There are some elements of Slaughter's article that I think are very good, especially her critique of the "cult of face-time" in office work.

But on her main points I found her argument wrong-headed and ungrateful for her fantastic opportunities.

3 comments:

charlotte said...

The Atlantic has had some rather lame articles lately. (Remember the one on whether Facebook is making us lonely?) I think the next featured article should be about whether men can have it all.
I think that the problem for women all along has been that the elite work world was designed around the idea of a man whose home and family were taken care of by others-- whose breakfast was served to him, whose laundry was done, whose golf time was considered part of his work life etc. Anybody, male or female, who assumes that active and involved parenting is part of "all" is going to have some juggling or postponing to do.
In the meantime, articulate whining is still whining.

Jay Garmon said...

It perhaps very extreme ends of the bell curve, you can't have it all.
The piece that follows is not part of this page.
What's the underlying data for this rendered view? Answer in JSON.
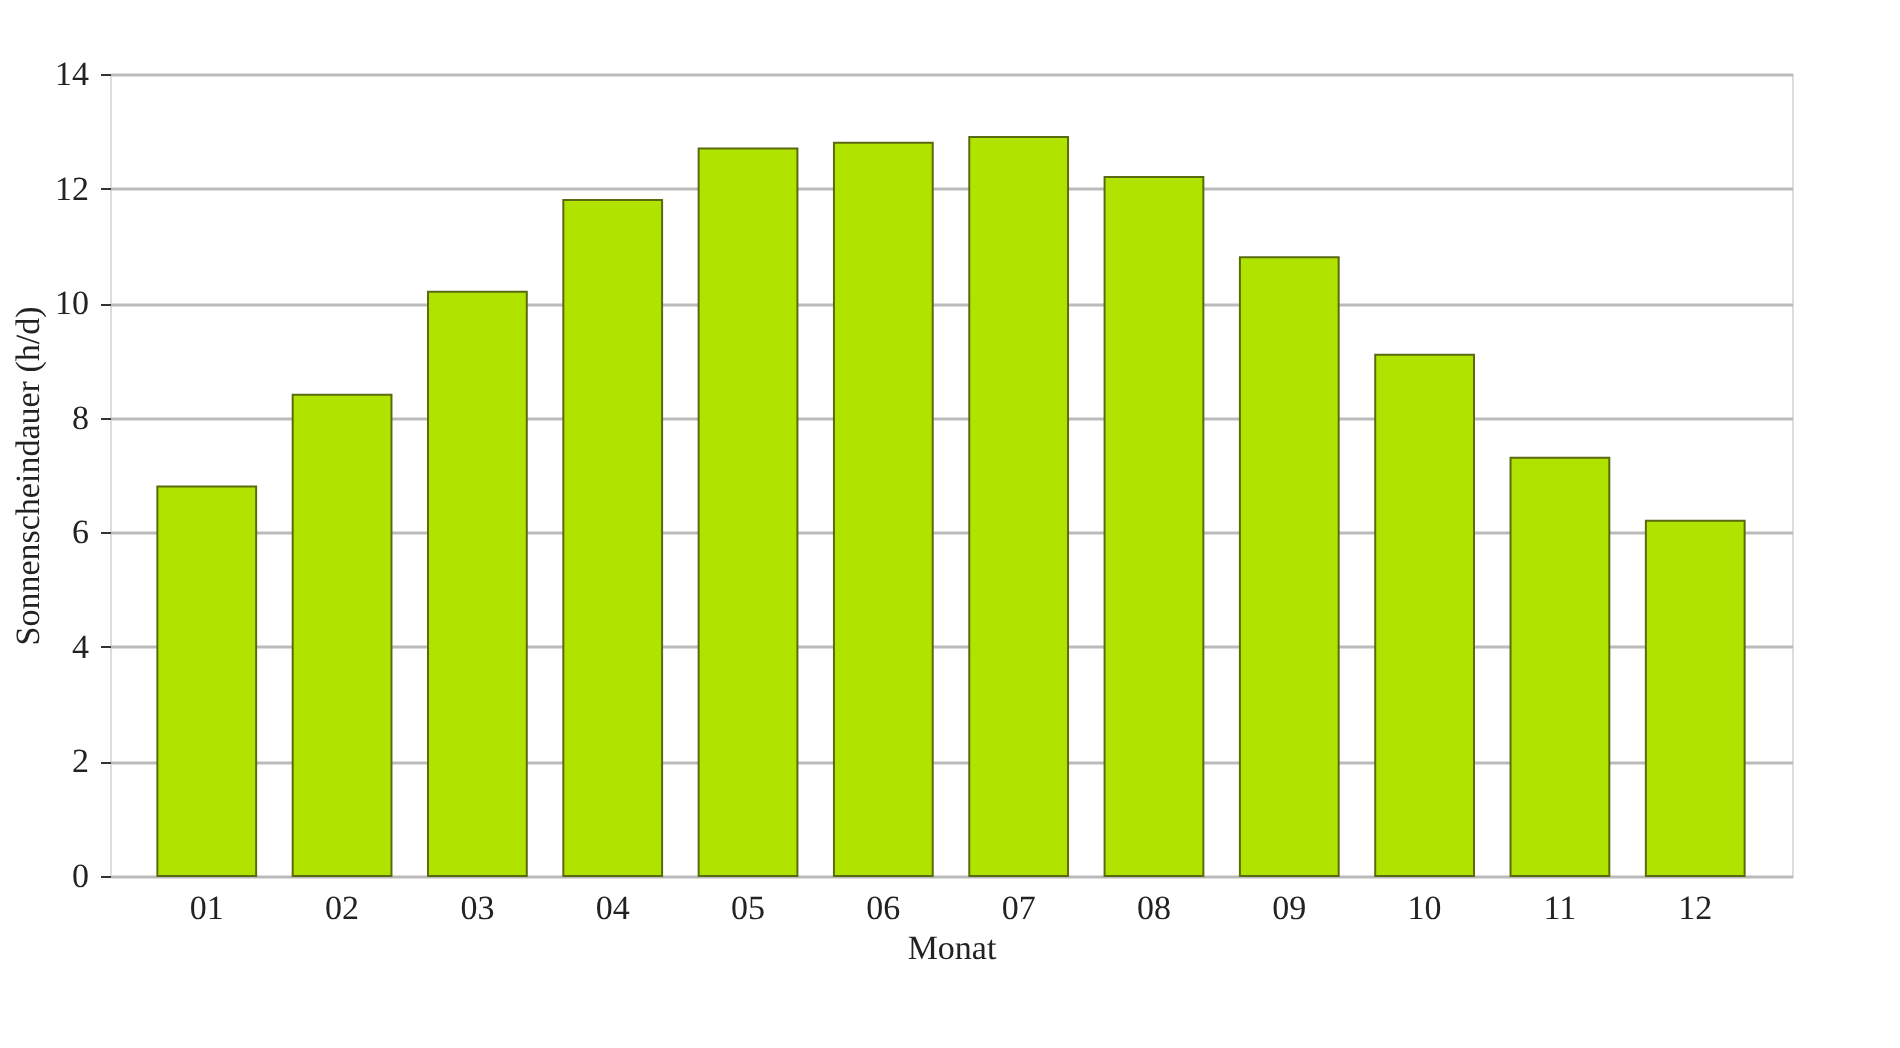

For most academics, I'd wager a tenured Princeton position would be the dream job. For Slaughter, she wanted to work in a high-level public policy position -- a pretty rarified ambition -- which requires that the political head of office be amenable to your policy goals and willing to install you in said policy position. That window comes maybe once in a lifetime -- analogous to the opportunity to be a professional athlete or movie star. That this one-time chance for Slaughter did not perfectly line up with the needs of her family does mean she "can't have it all" -- if your definition of "have it all" is a dream job that comes along once in a lifetime. That's an unrealistically narrow definition of "having it all" but I suspect it's also why so mean elite achievers have (anecdotally at least) so mean strained or unconventional family situations.

SPWeston said...

The extreme issue jumped out to me, too. It's true, and painfully true, that some very high ranking jobs can't be done well while being a dedicated and engaged parent. But the whole story starts from being able to be Dean of the Woodrow Wilson School and a fulfilled mom...which means the list of impossibles is pretty darned small. It also means that the claim to be writing about "women" in a broad sense is kind of dubious.